Le Secrétaire général de la présidence de la République a annoncé ce 5 mai 2025 la nomination de Séraphin Moundounga au poste de Vice-Président de la République. Un choix qui s’inscrit dans la continuité de son engagement dans la refonte institutionnelle du pays.
Depuis son retour au Gabon en octobre 2023, après sept années d’exil en France, Séraphin Moundounga s’est imposé comme une figure centrale de la transition politique. Ancien ministre de l’éducation nationale et de la Justice, il avait été nommé président du Conseil économique, social et environnemental (CESE) de la Transition, un poste clé dans la restructuration des institutions gabonaises.

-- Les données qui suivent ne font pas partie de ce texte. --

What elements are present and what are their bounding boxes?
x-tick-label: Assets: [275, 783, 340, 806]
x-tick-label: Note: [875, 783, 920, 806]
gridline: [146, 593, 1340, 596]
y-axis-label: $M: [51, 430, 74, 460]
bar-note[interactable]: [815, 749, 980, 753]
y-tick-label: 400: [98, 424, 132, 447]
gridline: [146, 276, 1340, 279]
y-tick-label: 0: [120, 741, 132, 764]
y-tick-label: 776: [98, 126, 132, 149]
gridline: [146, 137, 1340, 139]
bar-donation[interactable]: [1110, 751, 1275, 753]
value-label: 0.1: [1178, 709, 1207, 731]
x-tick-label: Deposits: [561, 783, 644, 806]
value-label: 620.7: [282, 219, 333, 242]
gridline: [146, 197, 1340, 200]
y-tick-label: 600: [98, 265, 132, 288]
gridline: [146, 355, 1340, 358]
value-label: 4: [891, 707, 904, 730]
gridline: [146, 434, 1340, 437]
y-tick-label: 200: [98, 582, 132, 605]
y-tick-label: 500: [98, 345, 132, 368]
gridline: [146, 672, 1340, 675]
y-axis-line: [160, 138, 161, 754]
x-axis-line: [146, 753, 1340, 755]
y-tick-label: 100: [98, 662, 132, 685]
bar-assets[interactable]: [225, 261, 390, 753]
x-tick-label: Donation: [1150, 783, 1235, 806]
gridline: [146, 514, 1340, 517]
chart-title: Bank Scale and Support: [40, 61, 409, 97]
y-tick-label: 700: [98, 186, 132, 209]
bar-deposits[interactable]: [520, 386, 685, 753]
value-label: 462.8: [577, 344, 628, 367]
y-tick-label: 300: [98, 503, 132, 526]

Lire aussi: À l’aube de l’investiture présidentielle, le CTRI remanie les hautes sphères de l’Etat
Fidèle à son parcours, Moundounga a joué un rôle actif dans la recomposition du paysage politique national. Après avoir occupé plusieurs fonctions sous la présidence d’Ali Bongo Ondimba, il avait rejoint l’opposition en 2016 avant de revenir sur le devant de la scène avec le soutien affiché à la junte militaire ayant mis fin à l’ancien régime. Ce positionnement lui a permis d’intégrer les nouvelles structures de gouvernance et de peser dans les orientations politiques du pays.

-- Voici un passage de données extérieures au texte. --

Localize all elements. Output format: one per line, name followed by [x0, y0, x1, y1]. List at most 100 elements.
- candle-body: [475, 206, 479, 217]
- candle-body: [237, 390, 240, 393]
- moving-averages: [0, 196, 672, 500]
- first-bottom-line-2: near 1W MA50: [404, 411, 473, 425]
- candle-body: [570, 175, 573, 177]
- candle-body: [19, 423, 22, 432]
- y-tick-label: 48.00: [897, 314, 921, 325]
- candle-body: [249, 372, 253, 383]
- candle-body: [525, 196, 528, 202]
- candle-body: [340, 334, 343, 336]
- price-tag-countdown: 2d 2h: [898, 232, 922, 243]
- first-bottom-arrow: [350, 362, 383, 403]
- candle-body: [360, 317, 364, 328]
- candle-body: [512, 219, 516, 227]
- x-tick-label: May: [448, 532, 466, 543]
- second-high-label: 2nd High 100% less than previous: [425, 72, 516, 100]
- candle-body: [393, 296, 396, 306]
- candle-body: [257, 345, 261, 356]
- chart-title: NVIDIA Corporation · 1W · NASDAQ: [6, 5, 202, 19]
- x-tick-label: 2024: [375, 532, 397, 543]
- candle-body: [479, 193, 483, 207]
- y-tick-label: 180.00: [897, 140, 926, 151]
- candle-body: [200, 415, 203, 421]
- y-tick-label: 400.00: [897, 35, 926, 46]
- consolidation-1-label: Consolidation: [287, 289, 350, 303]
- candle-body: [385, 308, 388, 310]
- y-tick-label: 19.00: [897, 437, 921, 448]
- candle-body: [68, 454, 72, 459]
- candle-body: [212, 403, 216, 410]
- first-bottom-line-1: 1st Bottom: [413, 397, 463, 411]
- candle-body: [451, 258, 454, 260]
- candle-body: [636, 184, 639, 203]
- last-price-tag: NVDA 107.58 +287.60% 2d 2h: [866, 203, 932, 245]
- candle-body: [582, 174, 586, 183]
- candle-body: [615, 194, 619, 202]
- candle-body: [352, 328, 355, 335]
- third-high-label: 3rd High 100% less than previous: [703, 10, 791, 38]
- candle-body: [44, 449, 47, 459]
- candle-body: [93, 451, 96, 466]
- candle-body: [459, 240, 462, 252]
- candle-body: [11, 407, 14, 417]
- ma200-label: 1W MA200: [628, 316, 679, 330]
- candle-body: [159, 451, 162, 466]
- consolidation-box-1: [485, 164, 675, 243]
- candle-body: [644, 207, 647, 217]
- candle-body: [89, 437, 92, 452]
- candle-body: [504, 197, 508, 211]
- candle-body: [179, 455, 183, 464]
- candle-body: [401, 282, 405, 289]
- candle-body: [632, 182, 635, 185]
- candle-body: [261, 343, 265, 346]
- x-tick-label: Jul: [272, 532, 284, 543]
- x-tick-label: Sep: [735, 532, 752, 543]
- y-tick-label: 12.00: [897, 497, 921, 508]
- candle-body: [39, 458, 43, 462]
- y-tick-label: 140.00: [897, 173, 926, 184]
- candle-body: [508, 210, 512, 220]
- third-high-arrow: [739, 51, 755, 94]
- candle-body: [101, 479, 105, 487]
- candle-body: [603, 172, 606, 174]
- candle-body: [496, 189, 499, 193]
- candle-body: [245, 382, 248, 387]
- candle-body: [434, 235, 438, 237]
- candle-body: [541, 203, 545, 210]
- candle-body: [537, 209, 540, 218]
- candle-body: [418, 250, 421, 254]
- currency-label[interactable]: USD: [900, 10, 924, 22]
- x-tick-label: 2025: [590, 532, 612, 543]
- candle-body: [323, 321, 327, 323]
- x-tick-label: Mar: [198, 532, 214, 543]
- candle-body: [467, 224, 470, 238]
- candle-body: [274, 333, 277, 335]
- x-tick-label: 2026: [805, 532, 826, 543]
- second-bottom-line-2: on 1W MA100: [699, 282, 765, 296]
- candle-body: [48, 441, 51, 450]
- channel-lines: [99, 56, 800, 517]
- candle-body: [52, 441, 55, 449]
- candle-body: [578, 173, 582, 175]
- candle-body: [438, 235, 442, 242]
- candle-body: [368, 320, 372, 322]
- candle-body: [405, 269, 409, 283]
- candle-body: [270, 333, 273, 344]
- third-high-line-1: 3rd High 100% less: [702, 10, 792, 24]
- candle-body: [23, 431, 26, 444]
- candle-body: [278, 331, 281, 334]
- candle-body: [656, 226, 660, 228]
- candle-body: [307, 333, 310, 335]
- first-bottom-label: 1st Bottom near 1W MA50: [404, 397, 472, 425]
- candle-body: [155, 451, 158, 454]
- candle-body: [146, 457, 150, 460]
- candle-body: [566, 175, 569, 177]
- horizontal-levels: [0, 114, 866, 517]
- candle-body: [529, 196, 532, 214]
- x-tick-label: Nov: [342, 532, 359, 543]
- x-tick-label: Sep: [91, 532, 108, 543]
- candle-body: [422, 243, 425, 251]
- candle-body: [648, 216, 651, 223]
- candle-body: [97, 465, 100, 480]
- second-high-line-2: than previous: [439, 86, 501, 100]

Lors d’une intervention devant l’Assemblée constituante, il avait plaidé pour une redéfinition du modèle politique gabonais, remettant en question l’héritage constitutionnel inspiré du système français. Il avait notamment mis en avant la nécessité de responsabiliser l’exécutif en s’éloignant du régime semi-présidentiel, prônant une gouvernance plus claire et efficace.
En sa qualité de président du CESE, Moundounga s’était déjà imposé comme un acteur clé des débats sur la séparation des pouvoirs et la rédaction de la nouvelle Constitution. Il insistait sur l’importance d’un équilibre institutionnel garantissant la stabilité tout en préservant les droits fondamentaux des citoyens. Sa nomination au poste de Vice-Président confirme la volonté des autorités de s’appuyer sur son expertise et son engagement en faveur d’un cadre politique renouvelé.
Cette nomination pourrait marquer un tournant décisif dans l’établissement des nouvelles structures de la République gabonaise. La consolidation du rôle de Moundounga au sein de l’exécutif illustre la stratégie du gouvernement visant à assurer une gouvernance plus inclusive et efficace.